Even as case tallies continue to rise, state leaders say they still don't have enough tests to get a clear picture of infections.
"Everything about the tests are very difficult to come by, and there's no federal plan for this, so every state is on their own," Illinois Gov. J. B. Pritzker said. "As I've said, it's the Wild West out here."
At least 278,458 people in the United States have become infected and 7,159 have died, according to Johns Hopkins University's running case count.
State-by-state coronavirus cases
North Carolina Gov. Roy Cooper said the federal government must ramp up its efforts to push for more personal protective equipment, or PPE, for health care workers, saying the state had received some but not all it had requested.
"We're grateful for these supplies. But to be clear, we've gotten just 33% of what we've asked for, and they've told us not to expect more anytime soon," he said.
"This pandemic is a war," he said. "And we need the armor to fight it."
President Donald Trump this week said the US Strategic National Stockpile is nearly depleted .
"Governments at all levels, hospitals, law enforcement and others are competing against each other for a scarce amount of personal protective equipment," Cooper said.
Kentucky Gov. Andy Beshear said officials in his state have tried to boost hospital bed capacity and buy more personal protective equipment.
"We try to buy (PPE)," he said. "It's really hard. The federal government buys most all of it."
Beshear called on residents to donate equipment they may have, saying there's a great need for gloves.
"We believe this is the next area where there's going to be another big run in the United States," he said in a statement.
White House announces new face cloth guidelines
People are now advised to wear cloth face coverings when in public, the White House announced Friday upon recommendation of the US Centers for Disease Control and Prevention.
"It's really going to be a voluntary thing," Trump said. "I'm not choosing to do it."
The President's announcement came days after a panel of experts advised the White House on new research that suggests coronavirus could be spread by talking and possibly even just breathing.
Still, experts at the CDC said they felt "pressured" by the White House to draft the recommendations on face coverings , a senior federal health official involved in discussions said.
How to make your own face mask
"The CDC would not have gone this direction if not for the White House," the official told CNN. "We would have tried more to understand about asymptomatic transmission.
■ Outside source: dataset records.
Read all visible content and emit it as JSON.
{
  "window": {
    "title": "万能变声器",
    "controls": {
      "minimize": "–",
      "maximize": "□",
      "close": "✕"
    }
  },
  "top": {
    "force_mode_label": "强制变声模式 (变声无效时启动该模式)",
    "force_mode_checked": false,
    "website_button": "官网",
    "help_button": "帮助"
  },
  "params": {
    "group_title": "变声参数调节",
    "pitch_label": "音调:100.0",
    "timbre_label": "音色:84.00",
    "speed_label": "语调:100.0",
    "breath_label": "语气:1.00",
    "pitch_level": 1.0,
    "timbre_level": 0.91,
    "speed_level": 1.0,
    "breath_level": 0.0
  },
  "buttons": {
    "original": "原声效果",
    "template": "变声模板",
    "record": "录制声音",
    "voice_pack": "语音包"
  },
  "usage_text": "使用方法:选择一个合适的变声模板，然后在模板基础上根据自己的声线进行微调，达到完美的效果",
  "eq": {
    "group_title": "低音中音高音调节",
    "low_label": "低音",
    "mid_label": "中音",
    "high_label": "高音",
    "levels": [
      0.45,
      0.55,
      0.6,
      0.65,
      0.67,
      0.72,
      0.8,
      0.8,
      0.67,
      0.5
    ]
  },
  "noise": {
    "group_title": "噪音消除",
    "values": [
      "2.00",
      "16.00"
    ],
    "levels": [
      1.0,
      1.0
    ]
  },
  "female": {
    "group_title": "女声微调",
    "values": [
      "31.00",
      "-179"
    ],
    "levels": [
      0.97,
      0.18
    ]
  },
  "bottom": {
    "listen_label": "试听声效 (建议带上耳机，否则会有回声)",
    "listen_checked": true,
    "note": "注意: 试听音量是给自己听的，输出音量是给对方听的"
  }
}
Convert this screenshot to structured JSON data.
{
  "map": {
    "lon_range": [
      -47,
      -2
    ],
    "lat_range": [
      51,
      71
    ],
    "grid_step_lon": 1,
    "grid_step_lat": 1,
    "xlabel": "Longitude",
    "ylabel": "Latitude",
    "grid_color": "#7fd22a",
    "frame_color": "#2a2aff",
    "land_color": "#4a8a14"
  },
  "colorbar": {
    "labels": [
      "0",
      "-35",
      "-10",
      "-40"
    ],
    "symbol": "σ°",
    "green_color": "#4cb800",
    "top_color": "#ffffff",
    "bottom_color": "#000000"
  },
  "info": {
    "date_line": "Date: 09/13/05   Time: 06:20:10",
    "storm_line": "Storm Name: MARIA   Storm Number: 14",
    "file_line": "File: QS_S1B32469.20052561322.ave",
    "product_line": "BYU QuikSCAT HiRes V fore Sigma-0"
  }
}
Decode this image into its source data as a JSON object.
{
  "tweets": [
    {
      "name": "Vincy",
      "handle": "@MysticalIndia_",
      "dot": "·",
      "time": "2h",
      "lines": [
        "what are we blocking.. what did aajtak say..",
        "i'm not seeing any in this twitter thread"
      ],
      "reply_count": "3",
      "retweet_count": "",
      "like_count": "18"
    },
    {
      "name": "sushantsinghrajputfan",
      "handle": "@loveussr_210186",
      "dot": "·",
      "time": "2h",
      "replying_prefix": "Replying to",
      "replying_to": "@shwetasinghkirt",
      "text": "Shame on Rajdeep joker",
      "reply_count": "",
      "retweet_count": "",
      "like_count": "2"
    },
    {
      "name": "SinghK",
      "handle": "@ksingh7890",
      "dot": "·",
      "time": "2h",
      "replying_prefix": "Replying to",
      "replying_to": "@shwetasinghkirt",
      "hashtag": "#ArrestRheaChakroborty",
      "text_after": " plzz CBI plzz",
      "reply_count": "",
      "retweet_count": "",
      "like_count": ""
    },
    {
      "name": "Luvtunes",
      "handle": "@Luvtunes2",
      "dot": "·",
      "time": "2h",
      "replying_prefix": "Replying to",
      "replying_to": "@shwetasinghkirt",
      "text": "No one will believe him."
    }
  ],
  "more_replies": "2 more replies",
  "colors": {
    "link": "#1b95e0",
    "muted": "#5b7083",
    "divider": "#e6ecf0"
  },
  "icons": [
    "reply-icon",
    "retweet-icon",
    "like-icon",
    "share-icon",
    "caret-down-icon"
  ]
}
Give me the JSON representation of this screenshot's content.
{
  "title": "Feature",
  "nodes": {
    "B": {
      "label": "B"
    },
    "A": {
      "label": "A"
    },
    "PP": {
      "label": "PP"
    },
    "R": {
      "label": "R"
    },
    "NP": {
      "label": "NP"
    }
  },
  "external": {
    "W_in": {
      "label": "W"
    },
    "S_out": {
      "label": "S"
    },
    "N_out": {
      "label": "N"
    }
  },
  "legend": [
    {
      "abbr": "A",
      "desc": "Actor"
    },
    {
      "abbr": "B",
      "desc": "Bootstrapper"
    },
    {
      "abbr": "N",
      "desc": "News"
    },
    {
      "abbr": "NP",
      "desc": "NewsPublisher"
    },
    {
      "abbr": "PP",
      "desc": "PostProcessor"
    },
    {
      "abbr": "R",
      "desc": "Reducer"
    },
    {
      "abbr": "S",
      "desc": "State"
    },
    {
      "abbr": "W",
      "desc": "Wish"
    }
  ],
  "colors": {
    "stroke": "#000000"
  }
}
We would have done more studies if we had more time."
CDC experts were under "intense pressure" to draft the new guidelines quickly, the official said.
Here's what else happened this week:
• All but eight US states have issued stay-at-home order s. Dr. Anthony Fauci, the nation's top health expert, has said he doesn't understand why all states haven't issued such an order by now. Trump has said he will not issue a nationwide order, noting again Friday he will continue to leave that decision to governors.
• The next two weeks will be "very, very rough" for the US, the President also said. White House experts cited a model this week that showed more than 2,000 Americans could die each day by mid-April.
• White House experts earlier this week predicted at least 100,000 Americans could die from the virus -- and that's if residents strictly abide by federal social distancing guidelines, which were extended for another month. Without those measures in place, the death toll could reach as high as 2.2 million, White House Coronavirus Task Force member Dr. Deborah Birx said. New evidence also suggests about a quarter of US coronavirus carriers have no symptoms, according to the CDC.
• Social distancing measures appear to have begun to pay off in some places, officials said. Health officials in Washington state's King County -- the country's first epicenter -- said they were beginning to experience a "positive impact" from fewer people coming into contact with each other.
NY nurse: Patients appear sicker than last week
A New York hospital intensive care unit nurse says the patients she and her colleagues are treating this week appear sicker compared with last week. And it's not just the lungs, Kelley Bradshaw said. Patients' heart and kidneys are being affected as well.
"The pathophysiology of this thing is it starts out with the lungs and then a patient may start to have some respiratory insufficiency, meaning they need some oxygen supplementation and then that might not be enough so they need different modalities, i.e. they need a breathing tube and then after that happens, then sometimes different organ systems start to get affected like the kidneys," she said.
"There's just a lot of unpredictability with these patients and it just feels like the longer someone battles this virus and the more critically ill they become, the harder our job gets," she said.
The ICU has expanded to handle more patients, Bradshaw said, and while health workers still have all the protective equipment they need, they're careful not to exhaust it in case they still have a lot of coronavirus patients three weeks from now.
"They do have to keep it very -- it is very regulated, meaning that we can't just blow through it, because we don't know what's coming next," she said.
State officials in New York have planned to redirect ventilators and medical supplies from institutions that aren't using them to overwhelmed downstate medical facilities under an executive order by Gov. Andrew Cuomo.
Cuomo is asking upstate hospitals to loan up to 20% of their unused ventilators.
"Moreover, when the pandemic wave hits upstate New York, the governor will ask downstate hospitals for similar help," Rich Azzopardi, a senior adviser to the governor, said in a statement. "We are not upstate or downstate we are one state and we act that way."